Durante questi 16 mesi di pandemia abbiamo visto paesi dover fare i conti in modo diverso alle ondate di Covid-19. Fino a poco fa il paese più colpito, e a livello assoluto lo è ancora, erano gli Stati Uniti, ma nonostante questo la situazione risulta palesemente molto più complicata in India e i numeri non riescono a mostrare la realtà in pieno.

La media dei contagi in India sta continuando a salire tanto che un paio di giorni fa sono stati raggiunti 400.000 casi in ventiquattro ore; durante il fine settimana sono scesi come succede ovunque per i meno tamponi effettuati. I numeri ufficiali del Covid-19 non sono però neanche lontanamente giusti secondi gli esperti.
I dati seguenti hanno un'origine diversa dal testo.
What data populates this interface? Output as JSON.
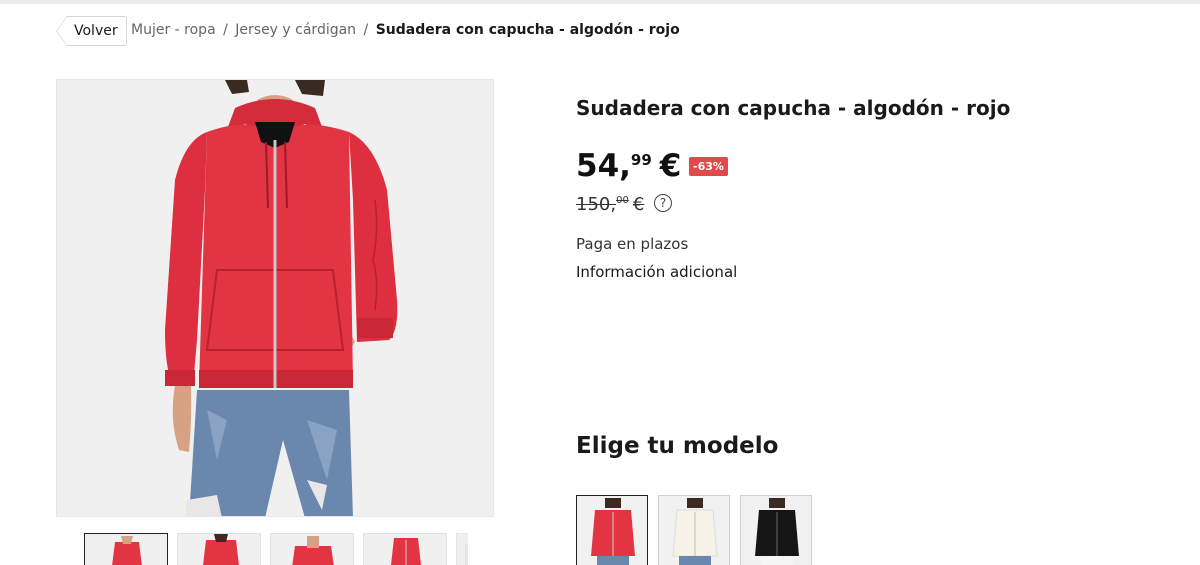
{
  "breadcrumb": {
    "back_label": "Volver",
    "items": [
      "Mujer - ropa",
      "Jersey y cárdigan"
    ],
    "separator": "/",
    "current": "Sudadera con capucha - algodón - rojo"
  },
  "product": {
    "title": "Sudadera con capucha - algodón - rojo",
    "price": {
      "integer": "54,",
      "decimals": "99",
      "currency": "€"
    },
    "discount_badge": "-63%",
    "old_price": {
      "integer": "150,",
      "decimals": "00",
      "currency": "€"
    },
    "help_icon": "?",
    "installments_label": "Paga en plazos",
    "additional_info_label": "Información adicional"
  },
  "models": {
    "heading": "Elige tu modelo",
    "options": [
      {
        "color": "red",
        "selected": true
      },
      {
        "color": "cream",
        "selected": false
      },
      {
        "color": "black",
        "selected": false
      }
    ]
  },
  "gallery": {
    "thumbnail_count": 5,
    "selected_index": 0
  },
  "colors": {
    "badge": "#e04a4a",
    "hoodie_red": "#e33444",
    "jeans": "#6a87ad"
  }
}
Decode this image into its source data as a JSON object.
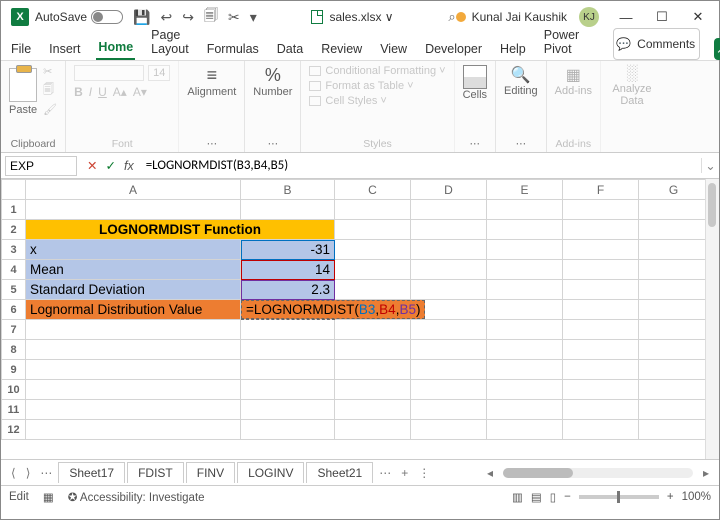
{
  "titlebar": {
    "autosave_label": "AutoSave",
    "autosave_state": "Off",
    "filename": "sales.xlsx ∨",
    "search_icon": "⌕",
    "user_name": "Kunal Jai Kaushik",
    "user_initials": "KJ"
  },
  "qat": {
    "save": "💾",
    "undo": "↩",
    "redo": "↪",
    "ext1": "🗐",
    "ext2": "✂",
    "dd": "▾"
  },
  "ribbon_tabs": {
    "file": "File",
    "insert": "Insert",
    "home": "Home",
    "page_layout": "Page Layout",
    "formulas": "Formulas",
    "data": "Data",
    "review": "Review",
    "view": "View",
    "developer": "Developer",
    "help": "Help",
    "power_pivot": "Power Pivot",
    "comments": "Comments",
    "share_glyph": "↗"
  },
  "ribbon": {
    "clipboard": {
      "paste": "Paste",
      "group": "Clipboard"
    },
    "font": {
      "group": "Font",
      "size": "14"
    },
    "alignment": {
      "label": "Alignment",
      "group": "⋯"
    },
    "number": {
      "label": "Number",
      "pct": "%",
      "group": "⋯"
    },
    "styles": {
      "cond_fmt": "Conditional Formatting ˅",
      "as_table": "Format as Table ˅",
      "cell_styles": "Cell Styles ˅",
      "group": "Styles"
    },
    "cells": {
      "label": "Cells",
      "group": "⋯"
    },
    "editing": {
      "label": "Editing",
      "group": "⋯"
    },
    "addins": {
      "label": "Add-ins",
      "group": "Add-ins"
    },
    "analyze": {
      "label": "Analyze Data",
      "group": ""
    }
  },
  "formula_bar": {
    "name_box": "EXP",
    "cancel": "✕",
    "enter": "✓",
    "fx": "fx",
    "formula": "=LOGNORMDIST(B3,B4,B5)"
  },
  "columns": {
    "A": "A",
    "B": "B",
    "C": "C",
    "D": "D",
    "E": "E",
    "F": "F",
    "G": "G"
  },
  "rows": {
    "r1": "1",
    "r2": "2",
    "r3": "3",
    "r4": "4",
    "r5": "5",
    "r6": "6",
    "r7": "7",
    "r8": "8",
    "r9": "9",
    "r10": "10",
    "r11": "11",
    "r12": "12"
  },
  "sheet": {
    "header_title": "LOGNORMDIST Function",
    "r3": {
      "label": "x",
      "val": "-31"
    },
    "r4": {
      "label": "Mean",
      "val": "14"
    },
    "r5": {
      "label": "Standard Deviation",
      "val": "2.3"
    },
    "r6": {
      "label": "Lognormal Distribution Value",
      "prefix": "=LOGNORMDIST(",
      "a1": "B3",
      "c1": ",",
      "a2": "B4",
      "c2": ",",
      "a3": "B5",
      "suffix": ")"
    }
  },
  "sheet_tabs": {
    "prev": "⟨",
    "next": "⟩",
    "more": "⋯",
    "t1": "Sheet17",
    "t2": "FDIST",
    "t3": "FINV",
    "t4": "LOGINV",
    "t5": "Sheet21",
    "more2": "⋯",
    "add": "+",
    "menu": "⋮"
  },
  "status": {
    "mode": "Edit",
    "acc": "Accessibility: Investigate",
    "zoom_out": "−",
    "zoom_in": "+",
    "zoom": "100%"
  }
}
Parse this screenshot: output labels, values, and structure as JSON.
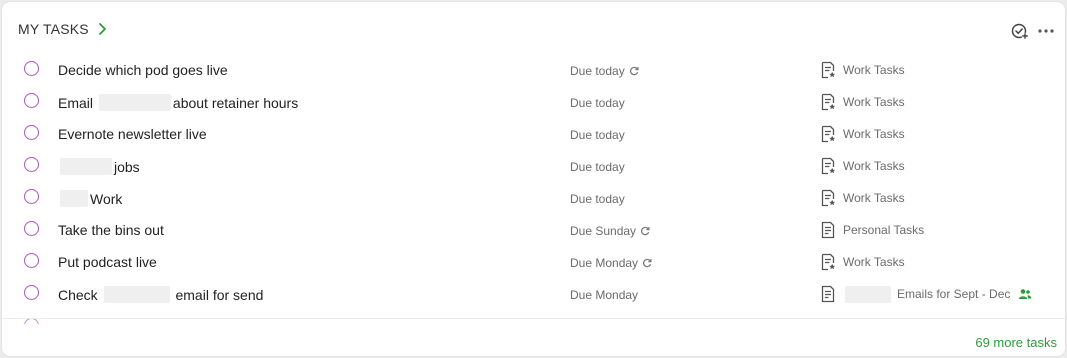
{
  "header": {
    "title": "MY TASKS"
  },
  "colors": {
    "checkbox": "#a855c7",
    "accent_green": "#2e9b3a",
    "muted_text": "#6b6b6b"
  },
  "tasks": [
    {
      "parts": [
        {
          "t": "Decide which pod goes live"
        }
      ],
      "due": "Due today",
      "recurring": true,
      "notebook_icon": "note-starred-icon",
      "notebook": "Work Tasks",
      "shared": false
    },
    {
      "parts": [
        {
          "t": "Email "
        },
        {
          "r": 72
        },
        {
          "t": "about retainer hours"
        }
      ],
      "due": "Due today",
      "recurring": false,
      "notebook_icon": "note-starred-icon",
      "notebook": "Work Tasks",
      "shared": false
    },
    {
      "parts": [
        {
          "t": "Evernote newsletter live"
        }
      ],
      "due": "Due today",
      "recurring": false,
      "notebook_icon": "note-starred-icon",
      "notebook": "Work Tasks",
      "shared": false
    },
    {
      "parts": [
        {
          "r": 52
        },
        {
          "t": "jobs"
        }
      ],
      "due": "Due today",
      "recurring": false,
      "notebook_icon": "note-starred-icon",
      "notebook": "Work Tasks",
      "shared": false
    },
    {
      "parts": [
        {
          "r": 28
        },
        {
          "t": "Work"
        }
      ],
      "due": "Due today",
      "recurring": false,
      "notebook_icon": "note-starred-icon",
      "notebook": "Work Tasks",
      "shared": false
    },
    {
      "parts": [
        {
          "t": "Take the bins out"
        }
      ],
      "due": "Due Sunday",
      "recurring": true,
      "notebook_icon": "note-icon",
      "notebook": "Personal Tasks",
      "shared": false
    },
    {
      "parts": [
        {
          "t": "Put podcast live"
        }
      ],
      "due": "Due Monday",
      "recurring": true,
      "notebook_icon": "note-starred-icon",
      "notebook": "Work Tasks",
      "shared": false
    },
    {
      "parts": [
        {
          "t": "Check "
        },
        {
          "r": 66
        },
        {
          "t": " email for send"
        }
      ],
      "due": "Due Monday",
      "recurring": false,
      "notebook_icon": "note-icon",
      "notebook": "Emails for Sept - Dec",
      "notebook_redact": 46,
      "shared": true
    }
  ],
  "footer": {
    "more_label": "69 more tasks"
  }
}
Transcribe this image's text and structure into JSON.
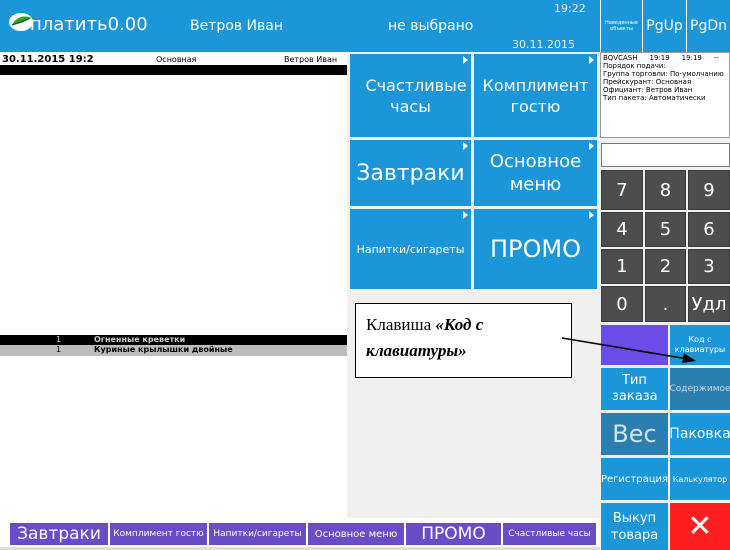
{
  "topbar": {
    "pay_label": "платить0.00",
    "waiter": "Ветров Иван",
    "table": "не выбрано",
    "time": "19:22",
    "date": "30.11.2015"
  },
  "top_buttons": {
    "info_label": "Наведенные объекты",
    "pgup": "PgUp",
    "pgdn": "PgDn"
  },
  "order": {
    "header_date": "30.11.2015 19:2",
    "header_menu": "Основная",
    "header_waiter": "Ветров Иван",
    "items": [
      {
        "qty": "1",
        "name": "Огненные креветки"
      },
      {
        "qty": "1",
        "name": "Куриные крылышки двойные"
      }
    ]
  },
  "menu_buttons": [
    {
      "label": "Счастливые часы"
    },
    {
      "label": "Комплимент гостю"
    },
    {
      "label": "Завтраки"
    },
    {
      "label": "Основное меню"
    },
    {
      "label": "Напитки/сигареты"
    },
    {
      "label": "ПРОМО"
    }
  ],
  "info_panel": {
    "station": "BQVCASH",
    "t1": "19:19",
    "t2": "19:19",
    "t3": "--",
    "lines": [
      "Порядок подачи:",
      "Группа торговли: По-умолчанию",
      "Прейскурант: Основная",
      "Официант: Ветров Иван",
      "Тип пакета: Автоматически"
    ]
  },
  "keypad": {
    "keys": [
      "7",
      "8",
      "9",
      "4",
      "5",
      "6",
      "1",
      "2",
      "3",
      "0",
      ".",
      "Удл"
    ]
  },
  "callout": {
    "prefix": "Клавиша ",
    "bold": "«Код с клавиатуры»"
  },
  "right_buttons": {
    "code": "Код с клавиатуры",
    "order_type": "Тип заказа",
    "content": "Содержимое",
    "weight": "Вес",
    "pack": "Паковка",
    "register": "Регистрация",
    "calculator": "Калькулятор",
    "checkout": "Выкуп товара",
    "close": "✕"
  },
  "tabs": [
    {
      "label": "Завтраки"
    },
    {
      "label": "Комплимент гостю"
    },
    {
      "label": "Напитки/сигареты"
    },
    {
      "label": "Основное меню"
    },
    {
      "label": "ПРОМО"
    },
    {
      "label": "Счастливые часы"
    }
  ],
  "colors": {
    "accent_blue": "#1b96d8",
    "tab_purple": "#6a4cc7",
    "key_gray": "#4d4d4d",
    "close_red": "#ff1f1f",
    "code_button_purple": "#6b4ce6"
  }
}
I suggerimenti dell’Organizzazione Mondiale della Sanità prevede la necessità di effettuare tra i 10 e i 30 tamponi per ogni caso confermato, per riuscire a inquadrare meglio la situazione. In India ne stanno facendo solo 5 e questo suggerisce che molti casi di C0vid-19 stanno passando sotto traccia.

 

Covid-19: la pandemia in India

Secondo alcuni esperti il contagio reale della popolazione è dieci volte più grande della realtà e anche con il numero di decessi si parla dello stesso. Quelli ufficiali parlano di quasi 20 milioni di contagi e 219.000 morti. Soprattutto per i morti ci sono zone del paese che non vengono minimamente controllate e dove i morti vengono semplicemente seppelliti, o bruciati, senza passare da un controllo per le autorità componenti. Anche se la causa è il Covid-19, non vengono contati come tale.

La maggior parte dei paesi ha iniziato una gara di solidarietà nei confronti dell’India. Tra macchinari e ossigeno, nel paese stanno arrivando continui aiuti e non si tratta solo di gentilezza. La speranza è riuscire a sconfiggere il Covid-19 ovunque ed evitare al tempo stesso di favorire la nascita di nuove varianti.